A European lawyer and former litigator at the US Department of Justice has said that given how cartels operate, whistleblowers should not have to go through an internal reporting system at their companies when reporting evidence of potential antitrust offences.
Speaking at GCR Live Brussels last week, Hansberry Tomkiel partner Dorothy Hansberry-Bieguńska questioned a provision in the EU’s proposed whistleblower directive that instructs employees to first use their company’s own internal system for reporting offences.
The new directive, when it comes into force, will require companies with a certain number of employees or amount of revenue to set up a confidential internal reporting system for wrongdoing.
“The wording [of the directive] is the whistleblower should first use this internal system in the company to report wrongdoing unless there is no system, or unless it would not be reasonable to use such a system because of the violation,” Hansberry-Bieguńska said.
However, the directive contains no requirement for the internal reporting system to be anonymous, only that it should be confidential, she noted.
Hansberry-Bieguńska said it “doesn’t make sense” for a whistleblower to first go through his company. In the case of cartel conduct, “a fair amount of the time it’s by high-up management, and it doesn't really make sense to me for a whistleblower to be going through his company’s channels to report,” she said.
In April, the European Commission presented its whistleblower proposal to the Parliament and Council. The proposed changes include a guaranteed presumption of innocence, right of defence for the accused, and steps to ensure a whistleblower's identity is protected.
Speaking alongside Hansberry-Bieguńska, Allen & Overy partner Christian Bayart said if the proposal goes ahead, it would be a significant step in harmonising the approach to whistleblowers across Europe.

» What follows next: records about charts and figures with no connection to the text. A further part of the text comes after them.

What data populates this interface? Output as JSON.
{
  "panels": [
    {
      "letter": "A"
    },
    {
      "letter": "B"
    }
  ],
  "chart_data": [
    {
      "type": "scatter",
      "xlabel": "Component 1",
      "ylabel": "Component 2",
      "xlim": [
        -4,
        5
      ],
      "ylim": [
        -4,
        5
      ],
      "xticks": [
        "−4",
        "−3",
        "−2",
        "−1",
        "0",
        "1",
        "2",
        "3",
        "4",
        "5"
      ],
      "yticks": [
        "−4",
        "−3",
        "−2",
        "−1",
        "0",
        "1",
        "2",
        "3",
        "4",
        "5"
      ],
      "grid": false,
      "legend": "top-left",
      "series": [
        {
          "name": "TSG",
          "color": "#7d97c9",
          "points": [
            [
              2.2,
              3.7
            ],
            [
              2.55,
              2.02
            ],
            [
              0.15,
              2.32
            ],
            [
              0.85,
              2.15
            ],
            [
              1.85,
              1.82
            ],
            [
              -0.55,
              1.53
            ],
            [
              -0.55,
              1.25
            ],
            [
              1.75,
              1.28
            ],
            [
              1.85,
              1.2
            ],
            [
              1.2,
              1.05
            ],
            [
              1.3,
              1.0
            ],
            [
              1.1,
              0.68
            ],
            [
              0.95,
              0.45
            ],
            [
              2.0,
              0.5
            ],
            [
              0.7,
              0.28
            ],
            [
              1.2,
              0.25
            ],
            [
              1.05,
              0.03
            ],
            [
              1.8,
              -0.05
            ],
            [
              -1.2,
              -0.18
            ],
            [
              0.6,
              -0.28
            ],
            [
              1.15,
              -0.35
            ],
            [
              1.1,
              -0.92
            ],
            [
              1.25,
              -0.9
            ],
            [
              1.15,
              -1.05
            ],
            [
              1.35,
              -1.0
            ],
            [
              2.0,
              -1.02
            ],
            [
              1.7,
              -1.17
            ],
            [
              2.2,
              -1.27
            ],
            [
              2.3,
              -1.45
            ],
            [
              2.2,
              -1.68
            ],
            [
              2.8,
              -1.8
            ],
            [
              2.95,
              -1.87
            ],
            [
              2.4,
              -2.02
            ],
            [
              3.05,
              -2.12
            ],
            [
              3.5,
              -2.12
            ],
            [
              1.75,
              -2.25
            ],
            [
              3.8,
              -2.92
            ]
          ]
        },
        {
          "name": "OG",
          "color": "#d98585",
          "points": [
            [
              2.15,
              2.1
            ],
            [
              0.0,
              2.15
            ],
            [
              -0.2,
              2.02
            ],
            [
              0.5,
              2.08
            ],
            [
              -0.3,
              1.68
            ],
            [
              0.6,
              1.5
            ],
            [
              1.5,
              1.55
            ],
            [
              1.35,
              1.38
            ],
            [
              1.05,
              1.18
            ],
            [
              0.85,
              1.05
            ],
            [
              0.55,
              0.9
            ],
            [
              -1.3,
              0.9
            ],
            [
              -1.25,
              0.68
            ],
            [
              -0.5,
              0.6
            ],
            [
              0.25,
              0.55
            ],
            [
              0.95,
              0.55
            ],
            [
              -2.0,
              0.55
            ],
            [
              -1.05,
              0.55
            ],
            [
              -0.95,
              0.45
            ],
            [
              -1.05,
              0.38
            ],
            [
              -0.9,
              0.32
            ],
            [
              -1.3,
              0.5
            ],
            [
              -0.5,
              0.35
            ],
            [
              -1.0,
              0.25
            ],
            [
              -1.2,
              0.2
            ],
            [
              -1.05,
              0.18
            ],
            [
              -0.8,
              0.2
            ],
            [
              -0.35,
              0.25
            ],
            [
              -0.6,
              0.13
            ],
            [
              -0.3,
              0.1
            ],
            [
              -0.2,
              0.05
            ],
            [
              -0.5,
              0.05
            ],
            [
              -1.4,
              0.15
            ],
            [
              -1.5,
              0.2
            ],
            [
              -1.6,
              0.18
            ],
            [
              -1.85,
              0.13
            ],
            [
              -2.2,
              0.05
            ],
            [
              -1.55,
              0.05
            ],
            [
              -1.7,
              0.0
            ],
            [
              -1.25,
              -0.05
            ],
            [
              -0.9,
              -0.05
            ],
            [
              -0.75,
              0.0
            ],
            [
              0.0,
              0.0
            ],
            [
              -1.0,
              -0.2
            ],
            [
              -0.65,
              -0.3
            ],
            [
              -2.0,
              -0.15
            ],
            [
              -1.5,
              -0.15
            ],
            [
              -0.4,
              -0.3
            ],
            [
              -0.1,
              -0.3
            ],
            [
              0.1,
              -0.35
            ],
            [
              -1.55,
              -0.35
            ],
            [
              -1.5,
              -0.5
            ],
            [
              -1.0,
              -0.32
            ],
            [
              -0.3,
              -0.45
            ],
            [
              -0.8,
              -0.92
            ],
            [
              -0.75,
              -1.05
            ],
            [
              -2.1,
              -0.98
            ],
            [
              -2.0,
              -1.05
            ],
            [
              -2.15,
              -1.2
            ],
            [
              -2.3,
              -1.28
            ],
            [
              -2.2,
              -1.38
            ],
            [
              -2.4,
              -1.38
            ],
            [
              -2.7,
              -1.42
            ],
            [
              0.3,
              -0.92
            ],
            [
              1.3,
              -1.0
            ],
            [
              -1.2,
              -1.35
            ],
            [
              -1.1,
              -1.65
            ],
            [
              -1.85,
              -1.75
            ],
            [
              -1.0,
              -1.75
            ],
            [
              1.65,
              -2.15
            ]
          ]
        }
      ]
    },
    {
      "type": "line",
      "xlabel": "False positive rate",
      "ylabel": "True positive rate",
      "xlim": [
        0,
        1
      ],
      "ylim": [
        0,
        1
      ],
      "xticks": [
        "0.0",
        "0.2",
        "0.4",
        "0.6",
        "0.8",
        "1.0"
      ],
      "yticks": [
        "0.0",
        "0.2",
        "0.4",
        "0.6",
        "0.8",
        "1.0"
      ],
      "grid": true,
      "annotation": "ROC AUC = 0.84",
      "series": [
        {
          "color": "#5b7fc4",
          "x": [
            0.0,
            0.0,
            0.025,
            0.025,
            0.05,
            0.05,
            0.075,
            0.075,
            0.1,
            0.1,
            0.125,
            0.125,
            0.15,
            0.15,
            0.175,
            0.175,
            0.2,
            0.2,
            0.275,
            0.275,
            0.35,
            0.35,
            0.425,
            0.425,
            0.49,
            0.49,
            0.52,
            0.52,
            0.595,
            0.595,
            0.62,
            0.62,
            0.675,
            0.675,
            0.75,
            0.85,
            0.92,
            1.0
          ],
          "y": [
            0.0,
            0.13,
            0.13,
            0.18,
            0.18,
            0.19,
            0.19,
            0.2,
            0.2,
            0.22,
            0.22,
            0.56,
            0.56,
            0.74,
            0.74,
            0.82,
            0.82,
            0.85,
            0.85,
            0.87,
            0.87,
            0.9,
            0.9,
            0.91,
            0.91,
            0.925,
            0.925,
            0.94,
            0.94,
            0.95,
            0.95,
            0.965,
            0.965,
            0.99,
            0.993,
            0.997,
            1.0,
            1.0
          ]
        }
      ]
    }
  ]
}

The protection offered to whistleblowers in Europe is “patchy”, he said, with some jurisdictions giving a high degree of protection, and others none at all.
Bayart said whistleblowing policies under strict scrutiny from privacy authorities have been implemented in Europe, and the “legal framework” remains unclear. “The commission proposal would really be a cultural shift,” he said.
DG Comp also launched a new programme last year that allows whistleblowers to remain anonymous by accepting encrypted, anonymous messages through an external service provider.
Hansberry-Bieguńska and Bayart were speaking alongside Baker McKenzie partner Creighton Macy. The panel was moderated by Peters & Peters partner Jasvinder Nakhwal.
The GCR Live 10th annual Brussels conference on “the bigger picture” concluded last week.